Department of Health Information Technology, School of Paramedical, Ilam University of Medical Sciences, Ilam, Iran.
Department of Pediatric Dentistry, School of Dentistry, Hamadan University of Medical Sciences, Hamadan, Iran.
Int J Med Inform. 2024 Aug;188:105474. doi: 10.1016/j.ijmedinf.2024.105474. Epub 2024 May 8.
Generative artificial intelligence (GAI) is revolutionizing healthcare with solutions for complex challenges, enhancing diagnosis, treatment, and care through new data and insights. However, its integration raises questions about applications, benefits, and challenges. Our study explores these aspects, offering an overview of GAI's applications and future prospects in healthcare.

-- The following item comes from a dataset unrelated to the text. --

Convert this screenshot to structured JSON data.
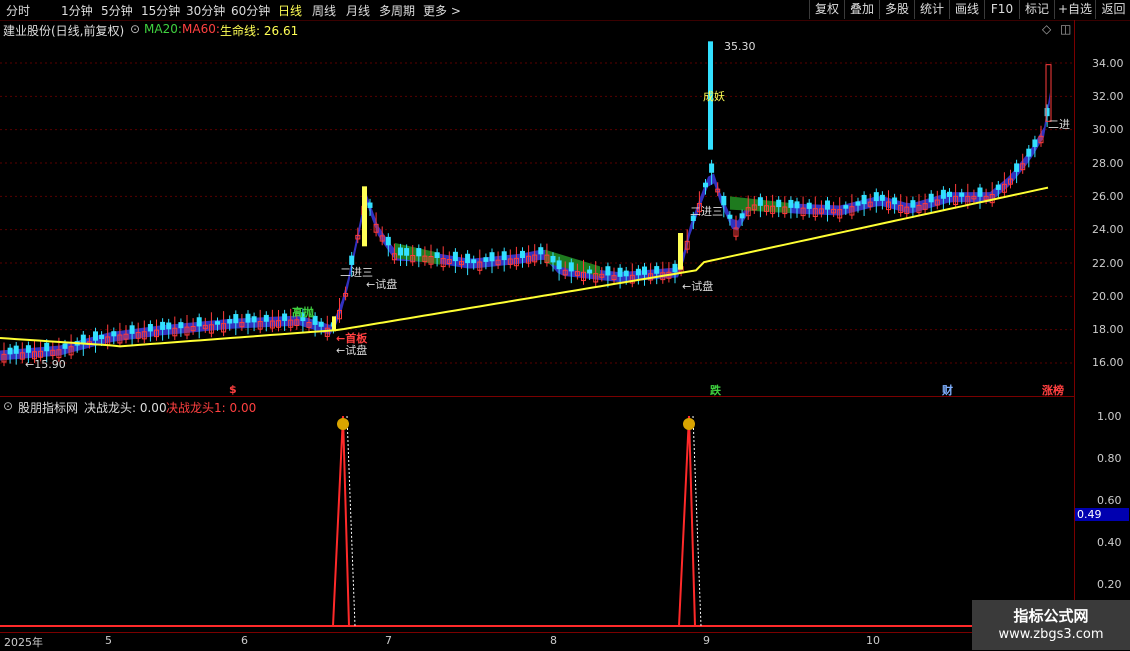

This scoping review searched Web of Science, PubMed, and Scopus . The selection of studies involved screening titles, reviewing abstracts, and examining full texts, adhering to the PRISMA-ScR guidelines throughout the process.
From 1406 articles across three databases, 109 met inclusion criteria after screening and deduplication. Nine GAI models were utilized in healthcare, with ChatGPT (n = 102, 74 %), Google Bard (Gemini) (n = 16, 11 %), and Microsoft Bing AI (n = 10, 7 %) being the most frequently employed. A total of 24 different applications of GAI in healthcare were identified, with the most common being "offering insights and information on health conditions through answering questions" (n = 41) and "diagnosis and prediction of diseases" (n = 17). In total, 606 benefits and challenges were identified, which were condensed to 48 benefits and 61 challenges after consolidation. The predominant benefits included "Providing rapid access to information and valuable insights" and "Improving prediction and diagnosis accuracy", while the primary challenges comprised "generating inaccurate or fictional content", "unknown source of information and fake references for texts", and "lower accuracy in answering questions".
This scoping review identified the applications, benefits, and challenges of GAI in healthcare. This synthesis offers a crucial overview of GAI's potential to revolutionize healthcare, emphasizing the imperative to address its limitations.
生成式人工智能(GAI)正在通过新的数据和见解为解决复杂挑战提供解决方案,从而彻底改变医疗保健行业,提高诊断、治疗和护理水平。然而,其集成引发了对应用、益处和挑战的质疑。我们的研究探讨了这些方面,提供了 GAI 在医疗保健中的应用和未来前景的概述。
本范围综述在 Web of Science、PubMed 和 Scopus 上进行了搜索。研究的选择涉及筛选标题、审查摘要和检查全文,整个过程都遵循 PRISMA-ScR 指南。
从三个数据库中的 1406 篇文章中,经过筛选和去重后,有 109 篇符合纳入标准。有 9 种 GAI 模型应用于医疗保健领域,其中 ChatGPT(n=102,74%)、Google Bard(Gemini)(n=16,11%)和 Microsoft Bing AI(n=10,7%)的使用最为频繁。总共确定了 GAI 在医疗保健中的 24 种不同应用,其中最常见的是“通过回答问题提供健康状况的见解和信息”(n=41)和“疾病的诊断和预测”(n=17)。总共确定了 606 项益处和挑战,经过整合后,这些益处和挑战分别浓缩为 48 项益处和 61 项挑战。主要的益处包括“提供快速获取信息和有价值见解的途径”和“提高预测和诊断准确性”,而主要的挑战包括“生成不准确或虚构的内容”、“信息来源未知和文本的虚假参考文献”以及“回答问题的准确性较低”。
本范围综述确定了 GAI 在医疗保健中的应用、益处和挑战。这一综合研究提供了 GAI 颠覆医疗保健潜力的重要概述,强调必须解决其局限性。